Siem landet Pariser Überraschungscoup
Paris - Marcel Siem hat überraschend den zweiten Turniersieg seiner Karriere auf der Europa-Tour gefeiert.
Der Ratinger kämpfte sich in Paris vom vierten Platz an die Spitze und strich mit 525.000 Euro das höchste Preisgeld seiner Laufbahn ein .

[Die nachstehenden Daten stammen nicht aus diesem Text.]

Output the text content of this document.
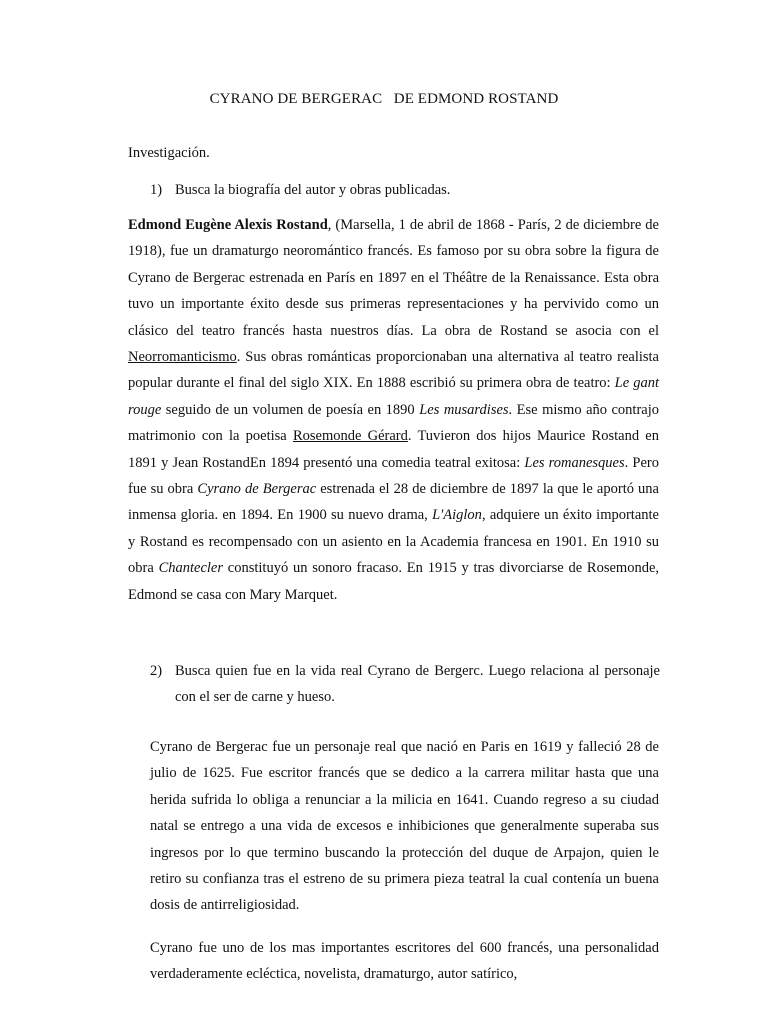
CYRANO DE BERGERAC   DE EDMOND ROSTAND
Investigación.
1) Busca la biografía del autor y obras publicadas.
Edmond Eugène Alexis Rostand, (Marsella, 1 de abril de 1868 - París, 2 de diciembre de 1918), fue un dramaturgo neoromántico francés. Es famoso por su obra sobre la figura de Cyrano de Bergerac estrenada en París en 1897 en el Théâtre de la Renaissance. Esta obra tuvo un importante éxito desde sus primeras representaciones y ha pervivido como un clásico del teatro francés hasta nuestros días. La obra de Rostand se asocia con el Neorromanticismo. Sus obras románticas proporcionaban una alternativa al teatro realista popular durante el final del siglo XIX. En 1888 escribió su primera obra de teatro: Le gant rouge seguido de un volumen de poesía en 1890 Les musardises. Ese mismo año contrajo matrimonio con la poetisa Rosemonde Gérard. Tuvieron dos hijos Maurice Rostand en 1891 y Jean RostandEn 1894 presentó una comedia teatral exitosa: Les romanesques. Pero fue su obra Cyrano de Bergerac estrenada el 28 de diciembre de 1897 la que le aportó una inmensa gloria. en 1894. En 1900 su nuevo drama, L'Aiglon, adquiere un éxito importante y Rostand es recompensado con un asiento en la Academia francesa en 1901. En 1910 su obra Chantecler constituyó un sonoro fracaso. En 1915 y tras divorciarse de Rosemonde, Edmond se casa con Mary Marquet.
2) Busca quien fue en la vida real Cyrano de Bergerc. Luego relaciona al personaje con el ser de carne y hueso.
Cyrano de Bergerac fue un personaje real que nació en Paris en 1619 y falleció 28 de julio de 1625. Fue escritor francés que se dedico a la carrera militar hasta que una herida sufrida lo obliga a renunciar a la milicia en 1641. Cuando regreso a su ciudad natal se entrego a una vida de excesos e inhibiciones que generalmente superaba sus ingresos por lo que termino buscando la protección del duque de Arpajon, quien le retiro su confianza tras el estreno de su primera pieza teatral la cual contenía un buena dosis de antirreligiosidad.
Cyrano fue uno de los mas importantes escritores del 600 francés, una personalidad verdaderamente ecléctica, novelista, dramaturgo, autor satírico,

Auf dem Par-71-Kurs spielte der 31-Jährige zum Abschluss eine starke 67 und kam mit einem Schlag Vorsprung auf den Italiener Francesco Molinari ins Ziel.
Glaube an den Turniersieg
"Es bedeutet mir unglaublich viel, nach dieser langen Zeit wieder ein Turnier zu gewinnen, dass es diese so stark besetzten Open de France sind, ist unglaublich und ich kann es noch gar nicht richtig glauben", sagte Siem.
"Ich spiele bereits die gesamte Saison auf einem sehr hohen Niveau und war überzeugt davon, ein Turnier gewinnen zu können. Dass es hier passiert ist umso schöner."
Nervenstark auf der Schlussrunde
Trotz der negativen Erfahrungen beim Deutschland-Heimspiel in Puhlheim zeigte Siem eine couragierte Schlussrunde: "Ich muss zugeben, dass ich nach dem 14. Loch nervös geworden bin. Aber ich habe endlich die Nerven behalten, das war ein unglaublicher Tag."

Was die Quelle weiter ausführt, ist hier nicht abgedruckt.